1934年の大晦日から1935年元旦までの二十四時間の間に起きた、
失踪した安南皇帝と彼が所持するダイヤの行方をめぐる大騒動。
のちに、荒俣宏
『帝都物語』にも大きな影響を与えた
という、都市小説、ナンセンス・ミステリの怪作です。
海野弘氏は、作中のヤクザの市街戦は、1925年に 起きた
〈鶴見騒擾事件〉がモデルだと推定し、以下のような解釈を
示しています。
〈(十蘭は)安南帝のダイヤ事件を表層に張りめぐらし、その下に、1925年の
鶴見事件を埋めこんだ。
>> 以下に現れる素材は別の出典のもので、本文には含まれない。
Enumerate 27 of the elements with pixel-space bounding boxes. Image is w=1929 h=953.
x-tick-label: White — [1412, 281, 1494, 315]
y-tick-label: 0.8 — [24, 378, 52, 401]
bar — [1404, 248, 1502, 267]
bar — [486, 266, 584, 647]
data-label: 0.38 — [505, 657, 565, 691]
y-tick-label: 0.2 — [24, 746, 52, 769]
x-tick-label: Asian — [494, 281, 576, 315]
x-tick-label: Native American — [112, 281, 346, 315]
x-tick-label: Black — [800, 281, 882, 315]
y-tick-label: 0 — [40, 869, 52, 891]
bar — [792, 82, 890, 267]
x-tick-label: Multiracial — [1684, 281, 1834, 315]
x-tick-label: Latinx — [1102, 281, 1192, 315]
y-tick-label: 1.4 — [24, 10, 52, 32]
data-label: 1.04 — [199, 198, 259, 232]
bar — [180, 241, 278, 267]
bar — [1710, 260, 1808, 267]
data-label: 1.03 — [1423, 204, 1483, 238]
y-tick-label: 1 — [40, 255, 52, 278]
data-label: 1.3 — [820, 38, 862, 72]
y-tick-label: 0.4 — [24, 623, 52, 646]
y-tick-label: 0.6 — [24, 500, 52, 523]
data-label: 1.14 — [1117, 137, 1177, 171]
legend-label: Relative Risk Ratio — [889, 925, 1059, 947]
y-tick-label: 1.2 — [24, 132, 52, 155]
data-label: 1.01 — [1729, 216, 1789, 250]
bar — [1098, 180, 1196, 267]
それはヤクザと土建業とコンツェルン、そして政財界
全体がつながっている政治陰謀小説であった。
だが、さらにその下にもう一つの底があったのだ。それが二・二六事件下の、東京の
アンダーワールドの物語である、と私は想像する〉(
久生十蘭 『魔都』『十字街』解読)
武装した兇徒が皇帝を補禁し、その上、丸の内という特別の地域で、その武装した兇徒が
警視庁に機関銃で立ち向かっていること、それが二・二六事件の見立てであるというのです。
軍部による独裁が行われていた当時、こうした大胆不敵な執筆意図を持って
本作が書かれていたのであれば、久生十蘭とは、じつにおそるべき作家です。